The moment you let go off the bomb, it would not drop down in a straight line. (It won’t, even if you drop it from a jet plane.) Released from a flying spacecraft, the bomb will orbit along with it for several days, or weeks, or even months depending on your radial distance from earth and hence the gravitational decay on the orbit earth would have on your bomb. One alternative is that you set up controls and retro-rockets on your bomb, along with a GPS and monitoring system. Not entirely impossible; they are doing it on miniature drones. Even if you have equipped the bomb with all that, you would still need to do some orbiting before you make a re-entry to earth.

Now that re-entry is not like a pair of glass doors in the mall that part automatically at the sight of you.

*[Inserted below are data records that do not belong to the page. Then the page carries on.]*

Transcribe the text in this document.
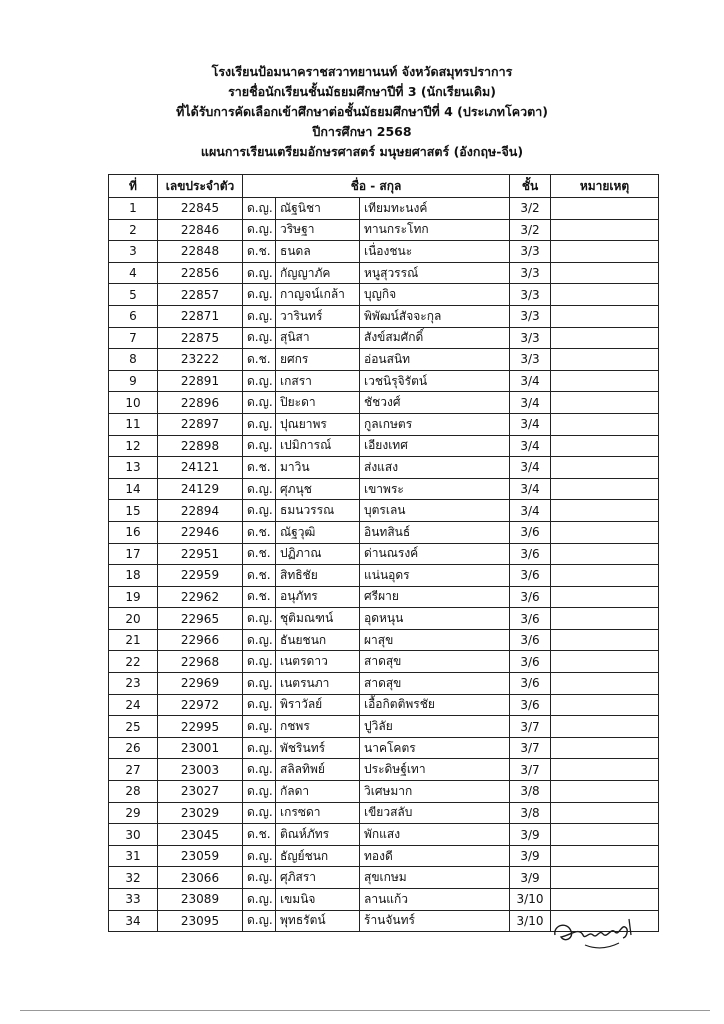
โรงเรียนป้อมนาคราชสวาทยานนท์ จังหวัดสมุทรปราการ
รายชื่อนักเรียนชั้นมัธยมศึกษาปีที่ 3 (นักเรียนเดิม)
ที่ได้รับการคัดเลือกเข้าศึกษาต่อชั้นมัธยมศึกษาปีที่ 4 (ประเภทโควตา)
ปีการศึกษา 2568
แผนการเรียนเตรียมอักษรศาสตร์ มนุษยศาสตร์ (อังกฤษ-จีน)
ที่	เลขประจำตัว	ชื่อ - สกุล			ชั้น	หมายเหตุ
1	22845	ด.ญ.	ณัฐนิชา	เทียมทะนงค์	3/2	
2	22846	ด.ญ.	วริษฐา	ทานกระโทก	3/2	
3	22848	ด.ช.	ธนดล	เนื่องชนะ	3/3	
4	22856	ด.ญ.	กัญญาภัค	หนูสุวรรณ์	3/3	
5	22857	ด.ญ.	กาญจน์เกล้า	บุญกิจ	3/3	
6	22871	ด.ญ.	วารินทร์	พิพัฒน์สัจจะกุล	3/3	
7	22875	ด.ญ.	สุนิสา	สังข์สมศักดิ์	3/3	
8	23222	ด.ช.	ยศกร	อ่อนสนิท	3/3	
9	22891	ด.ญ.	เกสรา	เวชนิรุจิรัตน์	3/4	
10	22896	ด.ญ.	ปิยะดา	ชัชวงศ์	3/4	
11	22897	ด.ญ.	ปุณยาพร	กูลเกษตร	3/4	
12	22898	ด.ญ.	เปมิการณ์	เอียงเทศ	3/4	
13	24121	ด.ช.	มาวิน	ส่งแสง	3/4	
14	24129	ด.ญ.	ศุภนุช	เขาพระ	3/4	
15	22894	ด.ญ.	ธมนวรรณ	บุตรเลน	3/4	
16	22946	ด.ช.	ณัฐวุฒิ	อินทสินธ์	3/6	
17	22951	ด.ช.	ปฏิภาณ	ด่านณรงค์	3/6	
18	22959	ด.ช.	สิทธิชัย	แน่นอุดร	3/6	
19	22962	ด.ช.	อนุภัทร	ศรีผาย	3/6	
20	22965	ด.ญ.	ชุติมณฑน์	อุดหนุน	3/6	
21	22966	ด.ญ.	ธันยชนก	ผาสุข	3/6	
22	22968	ด.ญ.	เนตรดาว	สาดสุข	3/6	
23	22969	ด.ญ.	เนตรนภา	สาดสุข	3/6	
24	22972	ด.ญ.	พิราวัลย์	เอื้อกิตติพรชัย	3/6	
25	22995	ด.ญ.	กชพร	ปูวิลัย	3/7	
26	23001	ด.ญ.	พัชรินทร์	นาคโคตร	3/7	
27	23003	ด.ญ.	สลิลทิพย์	ประดิษฐ์เทา	3/7	
28	23027	ด.ญ.	กัลดา	วิเศษมาก	3/8	
29	23029	ด.ญ.	เกรซดา	เขียวสลับ	3/8	
30	23045	ด.ช.	ติณห์ภัทร	พักแสง	3/9	
31	23059	ด.ญ.	ธัญย์ชนก	ทองดี	3/9	
32	23066	ด.ญ.	ศุภิสรา	สุขเกษม	3/9	
33	23089	ด.ญ.	เขมนิจ	ลานแก้ว	3/10	
34	23095	ด.ญ.	พุทธรัตน์	ร้านจันทร์	3/10	
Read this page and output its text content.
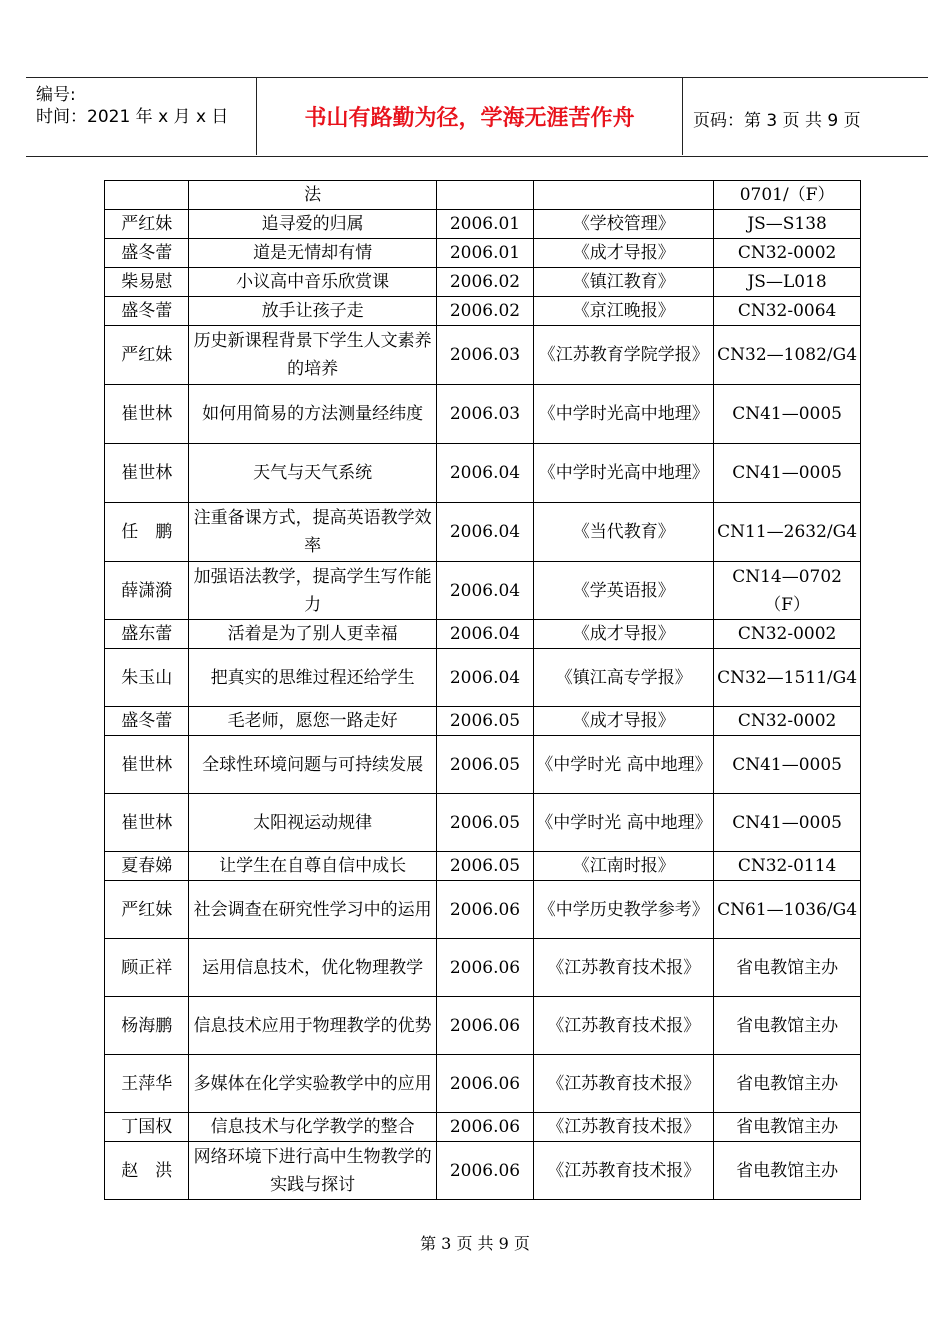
编号:
时间：2021 年 x 月 x 日	书山有路勤为径，学海无涯苦作舟	页码：第 3 页 共 9 页
	法			0701/（F）
严红妹	追寻爱的归属	2006.01	《学校管理》	JS—S138
盛冬蕾	道是无情却有情	2006.01	《成才导报》	CN32-0002
柴易慰	小议高中音乐欣赏课	2006.02	《镇江教育》	JS—L018
盛冬蕾	放手让孩子走	2006.02	《京江晚报》	CN32-0064
严红妹	历史新课程背景下学生人文素养的培养	2006.03	《江苏教育学院学报》	CN32—1082/G4
崔世林	如何用简易的方法测量经纬度	2006.03	《中学时光高中地理》	CN41—0005
崔世林	天气与天气系统	2006.04	《中学时光高中地理》	CN41—0005
任　鹏	注重备课方式，提高英语教学效率	2006.04	《当代教育》	CN11—2632/G4
薛潇漪	加强语法教学，提高学生写作能力	2006.04	《学英语报》	CN14—0702（F）
盛东蕾	活着是为了别人更幸福	2006.04	《成才导报》	CN32-0002
朱玉山	把真实的思维过程还给学生	2006.04	《镇江高专学报》	CN32—1511/G4
盛冬蕾	毛老师，愿您一路走好	2006.05	《成才导报》	CN32-0002
崔世林	全球性环境问题与可持续发展	2006.05	《中学时光 高中地理》	CN41—0005
崔世林	太阳视运动规律	2006.05	《中学时光 高中地理》	CN41—0005
夏春娣	让学生在自尊自信中成长	2006.05	《江南时报》	CN32-0114
严红妹	社会调查在研究性学习中的运用	2006.06	《中学历史教学参考》	CN61—1036/G4
顾正祥	运用信息技术，优化物理教学	2006.06	《江苏教育技术报》	省电教馆主办
杨海鹏	信息技术应用于物理教学的优势	2006.06	《江苏教育技术报》	省电教馆主办
王萍华	多媒体在化学实验教学中的应用	2006.06	《江苏教育技术报》	省电教馆主办
丁国权	信息技术与化学教学的整合	2006.06	《江苏教育技术报》	省电教馆主办
赵　洪	网络环境下进行高中生物教学的实践与探讨	2006.06	《江苏教育技术报》	省电教馆主办
第 3 页 共 9 页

The nuke would hit a massive screen, generating temperatures between 1600 to 2000 degrees centigrade. I suppose that could be high enough to set off your bomb. You remedy that possibility by fitting a suitably shaped heat shield on the nose of the bomb and ensuring that it meets earth’s atmosphere nose down.

If your bomb is on a free fall, it would continue to fall in a parabolic trajectory until the resistance of the atmosphere owing to the rising viscosity of air slows it down to what is known as the terminal velocity for the mass of your bomb. There is a formula for working out the TV given the weight of the bomb, but I shall not venture to work out that. Unless the bomb is powered to fly like an aircraft (or the now abandoned space shuttle), the progress of the bomb would be now without acceleration. Since F=ma (surely you know what that means), the bomb would have lost all force derived from speed.

Don’t let that disappoint you. When the nuke hits the ground it encounters a massive deceleration – from a high velocity to zero velocity in virtually zero time. (F=-ma). Hence there will be an impact, but with far less a force than if it were dropped from a jet plane flying at, say, 40,000 feet with little chance of attaining terminal velocity, and the nuke still in the mode of acceleration.

If you were to guide the nuke all the way in a powered craft, you might as well as use a huge remote-controlled drone to do the job and to hit the ground with the force required to set off the fusion, or fission, whatever.

So don’t try it, even if you dislike your mother-in-law or are in a hurry to destroy the Islamic State.

How powerful will a nuke dropped from space be?